La Réconciliation Italo-américaine
La Réconciliation Italo-américaine (The Italian American Reconciliation) de John Patrick Shanley, mise en scène de P. Kelly
Plus connu pour ses pièces réalistes qui ont pour cadre des quartiers populaires de New York, John Patrick Shanley est le scénariste du film Moonstruck, qui a tellement charmé le public américain et qui a révélé le côté lyrique, sentimental et plutôt gentil de cet auteur devenu, il y a peu, important aux États-Unis.
La Réconciliation italo-américaine » suit cette lignée plutôt gentille: c’est surtout un psychodrame romantique qui s’inspire à la fois de l’opéra, (Puccini) et des films que nous avons vus récemment, où la rencontre entre un gangster (Robert De Niro) et un psychothérapeute ( Billy Crystal) produit un dialogue décapant, lorsque l’un aide l’autre à se libérer de ses peurs existentielles.
P.Kelly, d’origine irlandaise , comme l’auteur , semble repérer des similarités entre les tempéraments irlandais et italien pour ce qui est des relations amoureuses. En effet, la réconciliation en question ici, n’a rien à voir avec des gangsters mais elle concerne le milieu italien à New York ou l’auteur a essayé de se débarrasser des stéréotypes sur les italiens avec un dialogue qui ressemble plutôt à une confession devant un psy.
Aldo aime sa maman. Il aime aussi son copain Huey qui souffre de douleurs atroces depuis son divorce il y a trois ans. Janice, son ex, est un monstre qui n’a pas la langue dans sa poche. Mais, Huey l’adore et est prêt à laisser tomber sa copine actuelle, Teresa pour retrouver Janice, qui , elle, le déteste tellement qu’elle avait même tué son chien. Aldo, jouera un rôle central en préparant Janice au retour inattendu et problématique du pauvre Huey.
Par ailleurs, pour compliquer encore plus la situation, Aldo pense séduire Janice lui-même pour que celle-ci refuse de revenir avec Huey ; Teresa ne serait donc plus obligée de partir. Une rencontre nocturne entre Aldo et Janice sous un balcon dans la cour d’un jardin plein de fleurs artificielles, devient une parodie décapante d’un dialogue amoureux mal tourné entre Roméo et Juliette !

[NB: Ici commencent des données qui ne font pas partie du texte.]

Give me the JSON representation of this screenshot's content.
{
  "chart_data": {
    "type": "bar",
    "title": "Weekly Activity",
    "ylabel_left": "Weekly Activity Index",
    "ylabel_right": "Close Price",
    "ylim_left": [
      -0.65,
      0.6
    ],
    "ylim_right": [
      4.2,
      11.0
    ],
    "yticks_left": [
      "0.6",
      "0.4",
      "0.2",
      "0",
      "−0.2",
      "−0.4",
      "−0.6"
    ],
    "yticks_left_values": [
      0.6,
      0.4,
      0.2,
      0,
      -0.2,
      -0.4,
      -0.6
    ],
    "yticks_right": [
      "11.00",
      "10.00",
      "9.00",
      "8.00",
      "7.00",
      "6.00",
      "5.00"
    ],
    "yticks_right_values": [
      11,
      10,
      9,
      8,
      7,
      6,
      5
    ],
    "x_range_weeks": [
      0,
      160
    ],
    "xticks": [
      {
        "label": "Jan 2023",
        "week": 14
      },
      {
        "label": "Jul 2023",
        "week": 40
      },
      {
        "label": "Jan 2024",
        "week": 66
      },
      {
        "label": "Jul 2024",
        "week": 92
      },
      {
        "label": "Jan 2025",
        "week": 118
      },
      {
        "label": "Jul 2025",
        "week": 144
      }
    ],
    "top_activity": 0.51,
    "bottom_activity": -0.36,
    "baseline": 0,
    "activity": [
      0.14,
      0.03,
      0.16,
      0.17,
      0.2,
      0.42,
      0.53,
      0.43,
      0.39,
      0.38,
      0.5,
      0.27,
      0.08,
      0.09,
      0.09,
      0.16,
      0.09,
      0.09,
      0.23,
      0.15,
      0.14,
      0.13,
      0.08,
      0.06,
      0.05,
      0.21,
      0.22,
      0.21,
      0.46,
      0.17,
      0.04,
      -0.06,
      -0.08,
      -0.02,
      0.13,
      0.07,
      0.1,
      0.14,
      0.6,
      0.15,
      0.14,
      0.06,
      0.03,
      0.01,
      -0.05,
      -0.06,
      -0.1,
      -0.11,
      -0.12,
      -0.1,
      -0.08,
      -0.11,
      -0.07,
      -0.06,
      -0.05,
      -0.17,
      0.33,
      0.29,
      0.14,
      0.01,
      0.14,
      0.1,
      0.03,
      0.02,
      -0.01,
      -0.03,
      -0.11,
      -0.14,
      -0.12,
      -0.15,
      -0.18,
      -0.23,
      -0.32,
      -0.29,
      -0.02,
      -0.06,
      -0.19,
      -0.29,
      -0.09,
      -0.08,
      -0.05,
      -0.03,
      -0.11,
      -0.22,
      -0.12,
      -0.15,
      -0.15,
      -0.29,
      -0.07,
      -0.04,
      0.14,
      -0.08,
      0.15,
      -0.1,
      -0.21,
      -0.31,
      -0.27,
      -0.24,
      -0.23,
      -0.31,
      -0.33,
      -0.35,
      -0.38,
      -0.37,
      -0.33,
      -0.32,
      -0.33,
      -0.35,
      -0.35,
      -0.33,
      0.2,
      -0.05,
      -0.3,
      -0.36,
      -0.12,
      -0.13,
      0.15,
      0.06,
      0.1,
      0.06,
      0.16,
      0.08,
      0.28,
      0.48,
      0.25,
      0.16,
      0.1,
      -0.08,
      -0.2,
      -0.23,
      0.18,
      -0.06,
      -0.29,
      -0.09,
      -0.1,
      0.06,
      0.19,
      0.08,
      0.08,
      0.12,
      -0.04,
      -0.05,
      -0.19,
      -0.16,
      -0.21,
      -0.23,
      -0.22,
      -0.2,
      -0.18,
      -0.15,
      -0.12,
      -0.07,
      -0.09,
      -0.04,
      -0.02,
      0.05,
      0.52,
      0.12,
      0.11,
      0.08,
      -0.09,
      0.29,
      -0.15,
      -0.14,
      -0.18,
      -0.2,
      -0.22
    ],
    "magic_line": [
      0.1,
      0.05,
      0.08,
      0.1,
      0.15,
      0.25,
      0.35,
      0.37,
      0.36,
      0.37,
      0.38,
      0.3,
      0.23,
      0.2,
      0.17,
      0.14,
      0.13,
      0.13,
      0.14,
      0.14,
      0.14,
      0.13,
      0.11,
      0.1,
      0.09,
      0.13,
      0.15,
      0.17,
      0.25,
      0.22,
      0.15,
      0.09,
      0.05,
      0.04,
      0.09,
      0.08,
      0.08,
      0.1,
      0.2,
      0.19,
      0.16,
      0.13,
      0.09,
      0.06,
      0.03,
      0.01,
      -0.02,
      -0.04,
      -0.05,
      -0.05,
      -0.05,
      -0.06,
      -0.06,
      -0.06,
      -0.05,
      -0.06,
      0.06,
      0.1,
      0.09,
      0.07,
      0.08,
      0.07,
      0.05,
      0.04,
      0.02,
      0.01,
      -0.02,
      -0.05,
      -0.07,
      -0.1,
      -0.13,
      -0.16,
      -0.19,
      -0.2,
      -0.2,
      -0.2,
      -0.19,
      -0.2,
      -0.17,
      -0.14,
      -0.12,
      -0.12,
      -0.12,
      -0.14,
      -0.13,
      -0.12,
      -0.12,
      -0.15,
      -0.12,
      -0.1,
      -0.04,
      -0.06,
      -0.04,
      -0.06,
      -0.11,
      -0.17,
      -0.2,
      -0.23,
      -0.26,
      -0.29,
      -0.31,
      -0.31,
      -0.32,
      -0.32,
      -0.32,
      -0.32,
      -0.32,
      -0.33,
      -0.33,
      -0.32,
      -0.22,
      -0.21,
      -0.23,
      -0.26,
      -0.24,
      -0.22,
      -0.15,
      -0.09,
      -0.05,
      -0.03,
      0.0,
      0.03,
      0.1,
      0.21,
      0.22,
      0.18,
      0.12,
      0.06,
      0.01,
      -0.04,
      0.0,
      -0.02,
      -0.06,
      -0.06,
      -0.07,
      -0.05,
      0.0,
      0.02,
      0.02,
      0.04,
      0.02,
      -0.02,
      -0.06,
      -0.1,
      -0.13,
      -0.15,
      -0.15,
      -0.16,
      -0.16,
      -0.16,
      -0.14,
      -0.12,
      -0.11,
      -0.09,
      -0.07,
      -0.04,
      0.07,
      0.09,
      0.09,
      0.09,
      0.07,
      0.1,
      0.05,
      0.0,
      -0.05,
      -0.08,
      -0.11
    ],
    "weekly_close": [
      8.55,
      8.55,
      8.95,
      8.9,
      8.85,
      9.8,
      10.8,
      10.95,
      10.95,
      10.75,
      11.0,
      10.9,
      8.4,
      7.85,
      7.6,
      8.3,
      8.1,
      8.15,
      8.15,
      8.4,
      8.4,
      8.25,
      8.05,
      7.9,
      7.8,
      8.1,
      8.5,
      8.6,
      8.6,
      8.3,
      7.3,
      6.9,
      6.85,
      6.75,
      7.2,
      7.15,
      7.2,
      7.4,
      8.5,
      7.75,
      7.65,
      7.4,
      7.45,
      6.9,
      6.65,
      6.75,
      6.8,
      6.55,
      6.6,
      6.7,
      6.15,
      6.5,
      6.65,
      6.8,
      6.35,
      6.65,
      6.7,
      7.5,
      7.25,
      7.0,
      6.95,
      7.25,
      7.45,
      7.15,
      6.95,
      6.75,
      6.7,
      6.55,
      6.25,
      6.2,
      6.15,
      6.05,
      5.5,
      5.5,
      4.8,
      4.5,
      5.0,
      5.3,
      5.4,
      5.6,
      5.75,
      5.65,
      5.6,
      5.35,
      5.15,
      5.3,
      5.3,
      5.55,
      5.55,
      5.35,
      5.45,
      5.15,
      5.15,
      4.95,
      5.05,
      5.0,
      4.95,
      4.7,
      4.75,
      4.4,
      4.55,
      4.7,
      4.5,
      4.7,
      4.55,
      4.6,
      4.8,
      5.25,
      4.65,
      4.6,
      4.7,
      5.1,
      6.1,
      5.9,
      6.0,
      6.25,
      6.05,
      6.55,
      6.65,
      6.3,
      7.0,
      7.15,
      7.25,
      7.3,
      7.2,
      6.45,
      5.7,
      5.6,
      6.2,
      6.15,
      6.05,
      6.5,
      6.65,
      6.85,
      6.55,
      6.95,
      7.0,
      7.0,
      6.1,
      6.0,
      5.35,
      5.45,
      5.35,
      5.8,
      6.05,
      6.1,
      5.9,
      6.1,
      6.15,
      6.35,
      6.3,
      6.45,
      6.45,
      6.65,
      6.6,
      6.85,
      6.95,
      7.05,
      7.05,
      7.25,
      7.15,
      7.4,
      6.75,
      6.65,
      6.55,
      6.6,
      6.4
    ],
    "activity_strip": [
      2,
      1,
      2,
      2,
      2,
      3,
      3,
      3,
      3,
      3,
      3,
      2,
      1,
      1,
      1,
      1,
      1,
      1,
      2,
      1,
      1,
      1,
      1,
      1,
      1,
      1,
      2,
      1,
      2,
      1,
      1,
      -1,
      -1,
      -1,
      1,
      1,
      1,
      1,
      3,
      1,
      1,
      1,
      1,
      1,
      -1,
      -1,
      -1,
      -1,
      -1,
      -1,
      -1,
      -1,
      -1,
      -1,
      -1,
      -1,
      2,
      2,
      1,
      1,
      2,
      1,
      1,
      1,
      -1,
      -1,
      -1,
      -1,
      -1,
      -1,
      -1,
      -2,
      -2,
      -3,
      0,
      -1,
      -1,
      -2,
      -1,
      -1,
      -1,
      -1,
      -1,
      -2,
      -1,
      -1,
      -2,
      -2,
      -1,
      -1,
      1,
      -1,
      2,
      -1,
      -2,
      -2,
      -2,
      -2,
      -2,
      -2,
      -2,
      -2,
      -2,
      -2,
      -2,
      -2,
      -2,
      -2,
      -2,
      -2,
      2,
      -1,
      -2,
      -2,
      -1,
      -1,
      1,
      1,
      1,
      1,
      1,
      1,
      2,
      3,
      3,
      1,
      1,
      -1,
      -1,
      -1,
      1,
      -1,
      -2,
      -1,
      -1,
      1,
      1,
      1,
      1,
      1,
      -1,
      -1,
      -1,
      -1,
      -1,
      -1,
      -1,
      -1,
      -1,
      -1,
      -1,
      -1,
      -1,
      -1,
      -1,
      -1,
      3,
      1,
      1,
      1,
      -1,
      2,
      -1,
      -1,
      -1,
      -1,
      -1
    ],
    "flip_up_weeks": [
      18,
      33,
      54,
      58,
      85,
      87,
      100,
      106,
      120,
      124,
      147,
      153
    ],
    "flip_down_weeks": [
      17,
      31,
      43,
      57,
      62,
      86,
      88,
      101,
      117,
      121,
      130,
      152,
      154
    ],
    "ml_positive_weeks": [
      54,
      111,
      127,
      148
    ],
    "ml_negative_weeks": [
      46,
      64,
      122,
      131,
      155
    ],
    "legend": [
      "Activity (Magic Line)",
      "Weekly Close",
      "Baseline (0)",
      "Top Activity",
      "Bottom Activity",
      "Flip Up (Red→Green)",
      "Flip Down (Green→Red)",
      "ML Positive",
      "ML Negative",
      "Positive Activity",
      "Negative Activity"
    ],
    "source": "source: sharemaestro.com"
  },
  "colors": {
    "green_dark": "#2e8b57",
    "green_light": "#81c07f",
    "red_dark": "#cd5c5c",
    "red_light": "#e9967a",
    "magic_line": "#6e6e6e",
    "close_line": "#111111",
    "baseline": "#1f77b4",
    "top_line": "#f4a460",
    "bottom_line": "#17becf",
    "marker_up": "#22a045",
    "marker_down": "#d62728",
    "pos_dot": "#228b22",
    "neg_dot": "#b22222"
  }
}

Janice, dévoreuse d’hommes, réagit comme un animal enragé avec ses insultes, ses vulgarités et son impatience devant les phrases vides. Elle ne supporte pas les faussetés que les hommes contrariés en amour ont l’habitude de proférer. Cette image d’un féminisme assez musclé, trouve son contraire lorsque la pièce examine également une masculinité en douceur : les deux amis italiens révèlent leurs côtés sensibles, puisqu’ils sont à la recherche d’une intimité, d’une tendresse que seule une relation stable avec une femme pourrait leur apporter. Et pourtant, comment avouer une telle chose à un autre homme, même s’il s’agit de son meilleur ami?. Dans cette parodie amusante de Shakespeare, l’on découvre que Janice, la dévoreuse de mâles, n’est peut-être pas aussi dure qu’elle le croyait. Cette rencontre entre un public qui tient lieu de psychiatre et un protagoniste qui nous avoue toutes ses inquiétudes dans l’intimité d’un monologue confessionnel, devient rapidement une forme de théâtre dans le théâtre… Aldo, tout en racontant sa propre vie, gère les éclairages, la bande sonore, les entrées, les sorties et tous les personnages qu’il manie comme des marionnettes. Une parodie du psychodrame qui s’appuie sur le théâtre classique, l’opéra italien, le cinéma et la réalité de la vie urbaine newyorkaise. Un divertissement bien orchestré par le metteur en scène qui, avec son expérience dans le domaine de la farce à la française et sa prédilection pour les parodies urbaines, a su cerner le rythme et l’ambiance de la pièce.
Alvina Ruprecht
Théâtre Gladstone à Ottawa jusqu’au 27 juin.